Only 64% of employees say they can cope with their workload. Engagement remains relatively strong at 79%, broadly unchanged year on year, but open workplace communication has fallen sharply, from 60% to 53% in just twelve months.
Senior leadership scores are also mixed:
- 63% of employees say leaders provide a clear sense of direction
- 61% feel leaders genuinely make the effort to listen
- 63% say they have opportunities to learn and grow at work
The picture that emerges is not one of disengagement, but of sustained strain.
When technology speeds up work, not jobs
Workload is not a new issue, but its persistence alongside today's rapid tech adoption is telling. Productivity gains may be real, but they are not translating into relief. For many organisations, AI is increasing how much work can be done, faster, without reducing how much work people are expected to absorb.
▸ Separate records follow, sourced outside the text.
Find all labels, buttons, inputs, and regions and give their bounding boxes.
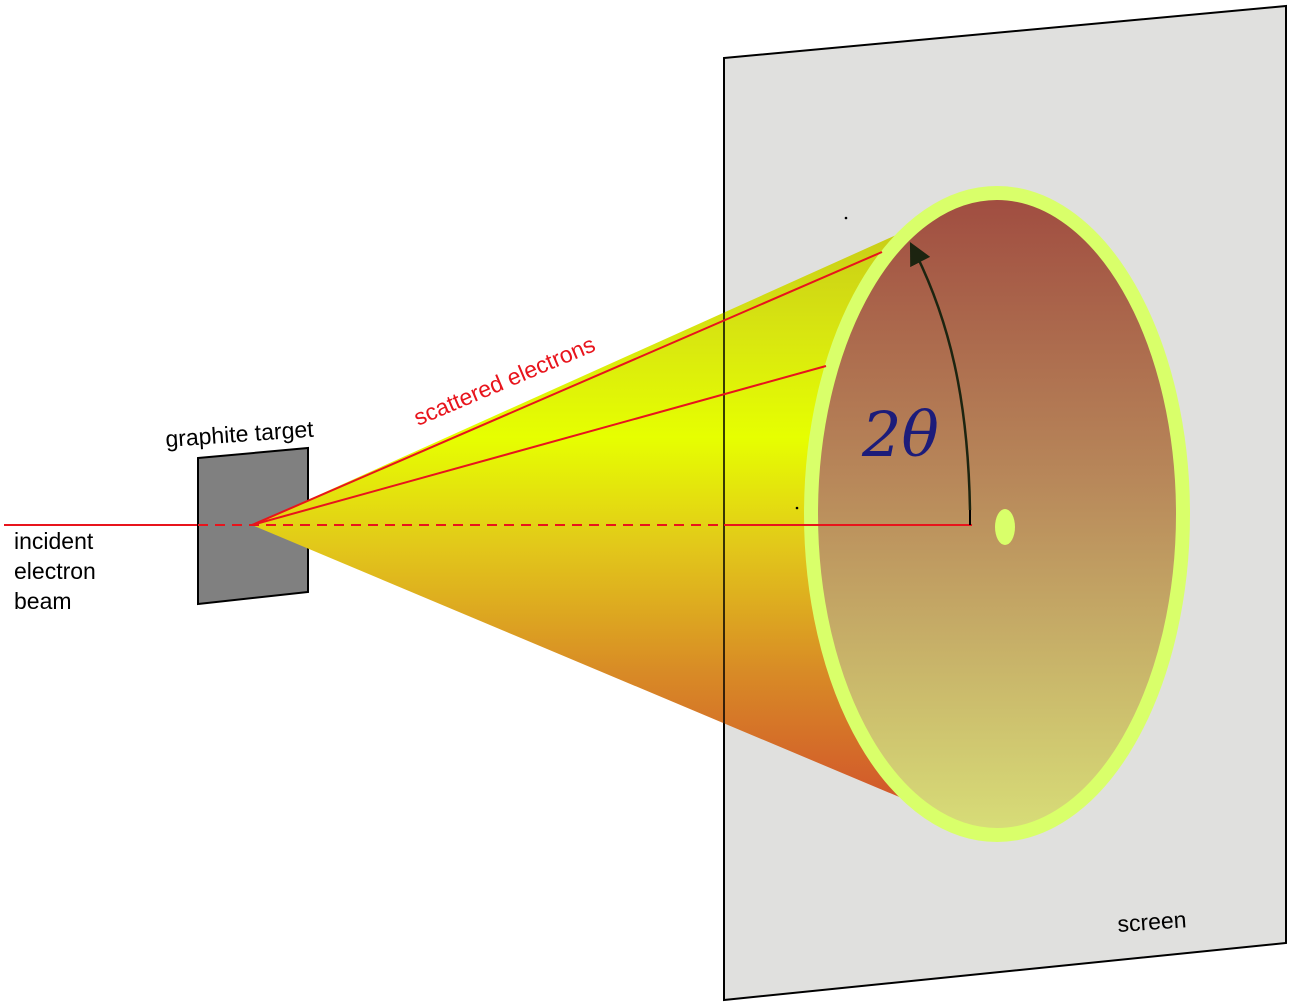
dot-marker (795, 506, 799, 510)
scattered-ray-lower (251, 365, 827, 526)
incident-label-line3: beam (14, 588, 72, 614)
diffraction-ring (804, 186, 1190, 842)
center-spot (995, 509, 1015, 545)
incident-label-line1: incident (14, 528, 94, 554)
angle-label: 2θ (861, 398, 939, 471)
dot-marker (844, 216, 848, 220)
target-label: graphite target (165, 416, 315, 452)
screen-label: screen (1117, 906, 1188, 937)
scattered-ray-upper (251, 251, 883, 526)
incident-label-line2: electron (14, 558, 96, 584)
scattered-cone (252, 195, 985, 833)
angle-arc (909, 241, 972, 511)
This is where workload becomes more revealing than efficiency metrics. When capacity expands but roles are not redesigned and priorities are not reset, work accumulates. Expectations stretch, and pressure settles into day-to-day roles.
The report shows workload, role design and the ongoing skills shift as a defining employee experience challenge. As tasks change and tools are introduced, employees take on more responsibility. Skills development continues, but it does not offset pressure when the job itself keeps expanding.
Pressure shows up in trust
Learning indicators are relatively positive, with 63% of employees saying they have opportunities to develop. But learning alone does not reduce workload when capacity gains are treated as more headroom.
Pressure also shows up in trust. Only 61% of employees feel senior leaders genuinely make the effort to listen. Where workload persists, confidence that it is being understood erodes.
Tom Debenham, founder of People Insight, said: ‘When people consistently feel overloaded, it affects everything, from wellbeing and engagement through to trust in leadership and long-term commitment. Organisations cannot afford to treat workload as a side issue.’
Workload is a signal
The issue is not that employees are failing to cope. It is that organisations are failing to manage faster, more complex work. Technology increases throughput. Without deliberate decisions about role design, priorities and limits, the result is pressure, not progress.
As investment in AI continues, workload may be the clearest indicator of whether those investments are creating value or simply accelerating activity.